As we begin to recognize more and more of our donors for the integral help that they provide in assisting our programs and our mission, we would like to recognize one person who has an intensely personal connection to Wisconsin Microfinance: Ruth Ohlrogge.
A Madisonian through and through, Ruth grew up just outside of Madison, Wisconsin in a township called Vermont and attended the University of Wisconsin-Madison. Now a speech-language pathologist at an international language school in Bogota, Colombia, Ruth has incorporated a prosocial aspect into both her professional and personal lives.
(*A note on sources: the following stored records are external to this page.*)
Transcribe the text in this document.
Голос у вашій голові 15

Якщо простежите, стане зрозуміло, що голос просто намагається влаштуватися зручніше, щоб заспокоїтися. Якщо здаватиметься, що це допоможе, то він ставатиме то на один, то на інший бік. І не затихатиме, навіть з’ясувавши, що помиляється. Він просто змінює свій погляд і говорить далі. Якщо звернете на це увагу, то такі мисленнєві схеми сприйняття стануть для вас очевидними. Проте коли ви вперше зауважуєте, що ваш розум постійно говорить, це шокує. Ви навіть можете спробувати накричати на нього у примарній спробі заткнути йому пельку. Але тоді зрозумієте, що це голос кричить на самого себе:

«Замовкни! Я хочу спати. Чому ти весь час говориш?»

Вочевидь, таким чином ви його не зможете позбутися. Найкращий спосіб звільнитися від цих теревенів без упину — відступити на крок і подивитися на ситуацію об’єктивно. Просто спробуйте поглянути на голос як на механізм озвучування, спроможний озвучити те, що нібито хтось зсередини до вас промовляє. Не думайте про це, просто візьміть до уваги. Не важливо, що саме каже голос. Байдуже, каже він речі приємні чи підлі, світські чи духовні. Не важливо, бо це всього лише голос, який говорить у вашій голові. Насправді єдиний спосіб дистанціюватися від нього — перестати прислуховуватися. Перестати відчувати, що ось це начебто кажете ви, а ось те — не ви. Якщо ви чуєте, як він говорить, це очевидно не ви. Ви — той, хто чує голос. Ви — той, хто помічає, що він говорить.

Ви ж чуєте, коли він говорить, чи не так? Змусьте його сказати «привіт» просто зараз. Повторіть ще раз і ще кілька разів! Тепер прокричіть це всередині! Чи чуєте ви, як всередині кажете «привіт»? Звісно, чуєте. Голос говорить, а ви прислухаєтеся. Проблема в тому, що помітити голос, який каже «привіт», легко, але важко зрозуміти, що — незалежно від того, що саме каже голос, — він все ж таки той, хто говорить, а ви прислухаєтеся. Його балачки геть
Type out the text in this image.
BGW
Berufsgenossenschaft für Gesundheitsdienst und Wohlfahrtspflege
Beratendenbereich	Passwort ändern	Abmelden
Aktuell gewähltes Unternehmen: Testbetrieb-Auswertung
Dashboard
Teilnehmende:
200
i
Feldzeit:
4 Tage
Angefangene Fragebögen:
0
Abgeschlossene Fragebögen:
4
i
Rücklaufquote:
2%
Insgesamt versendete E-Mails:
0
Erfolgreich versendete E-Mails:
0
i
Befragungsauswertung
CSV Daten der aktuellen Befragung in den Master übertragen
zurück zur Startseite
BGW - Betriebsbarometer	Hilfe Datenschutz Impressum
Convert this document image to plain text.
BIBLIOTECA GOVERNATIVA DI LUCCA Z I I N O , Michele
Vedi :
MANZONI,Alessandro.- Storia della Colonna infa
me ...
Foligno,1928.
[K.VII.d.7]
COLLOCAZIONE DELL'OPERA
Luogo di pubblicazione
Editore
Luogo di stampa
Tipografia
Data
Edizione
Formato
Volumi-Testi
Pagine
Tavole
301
Ruth’s connection to Wisconsin Microfinance can be traced through both of her parents: Her father is a Wisconsin Microfinance board member, and her mother is from the Philippines, a country in which we operate. Ruth says that her father, Paul, has always encouraged her to get involved with organizations that help those in need, ranging from microfinance to refugee resettlement programs. Due to the fact that she has family in the Philippines, Ruth also has a link and an understanding of the country that few people do. According to her,
“I feel a special connection to the communities that my donations are helping to support. Most of my mother’s family lives in the Philippines, and we have been making frequent visits there since I was a young child. I have seen extreme poverty and how difficult it is to break that cycle.”
Besides the familial connection to the organization, Ruth also believes in the power that microfinance has to empower entrepreneurs. She states that small business owners can create sustained success with access to capital, citing Wisconsin Microfinance’s over 1,000 successful microloans at a repayment rate of 98% as evidence of its viability.
“The majority of loan recipients have been successful in being able to increase their income and independence, support their families, and pay back the loans. I have been especially struck by how important these loans can be for women and their families–when women are successful, their families are, too.”
With over 80% of Wisconsin Microfinance loans being given out to female entrepreneurs, microfinance is one of the few industries that prioritize women. Not only does a successful microloan increase a recipient’s income, but their independence as well. The ability to not rely on loan sharks or anyone but themselves allows these tenacious women build and create freely not only for themselves, but for their children as well.
Ohlrogge also emphasized the role of microfinance in post-disaster areas. Given that Wisconsin Microfinance was founded in the wake of the 2010 Haitian earthquake, disaster relief has always been of a paramount importance. After a natural disaster occurs, many people turn their attention to one-time relief efforts through organizations like the Red Cross. Although their work is extremely vital and not to be discounted, Ohlrogge states that small, consistent donations can help provide much more stability in their daily lives, helping families get back on their feet and recoup their livelihoods.
Through her family and her education, Ruth Ohlrogge has firsthand seen both the difficulties of breaking the cycle of poverty and the benefits of allowing entrepreneurs to help themselves. Donations are translated into hope, which becomes empowerment, and eventually, self-sufficiency. And none of this would be possible without people like Ruth.